I didn’t care much for Dimmesdale, because he had such a great woman and he denied himself a life with her. Now, I understand that it would not have been easy for him to explain how he knocked up another man’s teenage wife, especially since he was a man of the cloth, but if there’s one theme Hawthorne hammers home, it’s that time heals all wounds, which Dimmesdale learns, but too late. Plus, I’m thinking God would have wanted Pearl to have had a father, and probably counted Dimmesdale’s disregard for his daughter as a greater sin than having sex with another man’s wife.

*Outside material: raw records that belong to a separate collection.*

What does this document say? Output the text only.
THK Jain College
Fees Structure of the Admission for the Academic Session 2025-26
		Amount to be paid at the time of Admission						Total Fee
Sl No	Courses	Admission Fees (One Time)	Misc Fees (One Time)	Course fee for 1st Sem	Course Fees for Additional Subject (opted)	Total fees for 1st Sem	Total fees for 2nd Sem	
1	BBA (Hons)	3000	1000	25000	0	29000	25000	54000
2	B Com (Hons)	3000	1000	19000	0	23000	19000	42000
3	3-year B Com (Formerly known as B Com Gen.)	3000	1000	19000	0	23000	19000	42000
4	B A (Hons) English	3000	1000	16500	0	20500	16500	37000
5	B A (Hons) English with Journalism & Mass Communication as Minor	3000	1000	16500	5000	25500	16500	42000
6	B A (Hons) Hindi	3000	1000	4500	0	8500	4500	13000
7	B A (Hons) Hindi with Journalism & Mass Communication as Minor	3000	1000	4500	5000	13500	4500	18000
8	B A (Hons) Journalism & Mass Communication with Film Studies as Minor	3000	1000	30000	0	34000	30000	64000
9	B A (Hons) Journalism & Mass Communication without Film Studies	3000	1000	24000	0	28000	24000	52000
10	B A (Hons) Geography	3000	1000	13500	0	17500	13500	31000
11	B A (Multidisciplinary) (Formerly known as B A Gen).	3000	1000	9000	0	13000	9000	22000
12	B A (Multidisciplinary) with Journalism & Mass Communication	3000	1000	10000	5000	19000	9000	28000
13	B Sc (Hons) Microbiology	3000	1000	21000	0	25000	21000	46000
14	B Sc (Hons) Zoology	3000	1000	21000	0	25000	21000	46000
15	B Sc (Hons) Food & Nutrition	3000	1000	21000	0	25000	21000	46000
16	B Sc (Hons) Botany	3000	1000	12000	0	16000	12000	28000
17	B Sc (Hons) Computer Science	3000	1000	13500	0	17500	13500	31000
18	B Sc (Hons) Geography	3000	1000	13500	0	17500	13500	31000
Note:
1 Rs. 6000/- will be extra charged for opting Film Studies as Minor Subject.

Now, I sympathize with Chillingworth—a lot. I mean, he sends his young bride over to the New World, trying to give her a better life, and she ends up pregnant by another man, which is the ultimate slap in the face, right? But he was so old and nasty and really had no business marrying a young girl anyway. When he began to psychologically torture Dimmesdale, giving him all those strange roots and herbs, Chillingworth reminded me of Dr. Timbers and his staff. I realized then that Chillingworth was not ever going to practice being kind, so I gave up hope for him.
But I absolutely loved Hester, because she believed in silver linings. Even when that nasty throng of bearded men in hats and fat women were against her, saying she should be branded on the forehead even, she stuck to her guns and sewed and helped people when she could and tried her best to raise her daughter—even when Pearl proved to be somewhat of a demonic child.
Even though Hester did not get to be with Dimmesdale in the end—which is a flaw, if you ask me—I felt like she lived a fulfilled life and got to see her daughter grow up and marry well, which was kind of nice.
But I did realize that no one really appreciated Hester for who she was until it was too late. When she needed help most, she was abandoned—and only when she offered help to others was she beloved. This sort of suggests that it is important to appreciate the good women in your life before it is too late, which is a pretty good message to give high school kids. I wish my high school teacher had taught me that lesson, because I certainly would have treated Nikki differently when we were first married. Then again, maybe this is the sort of thing you have to learn by living your life—failing like Dimmesdale did, and I guess like I did too.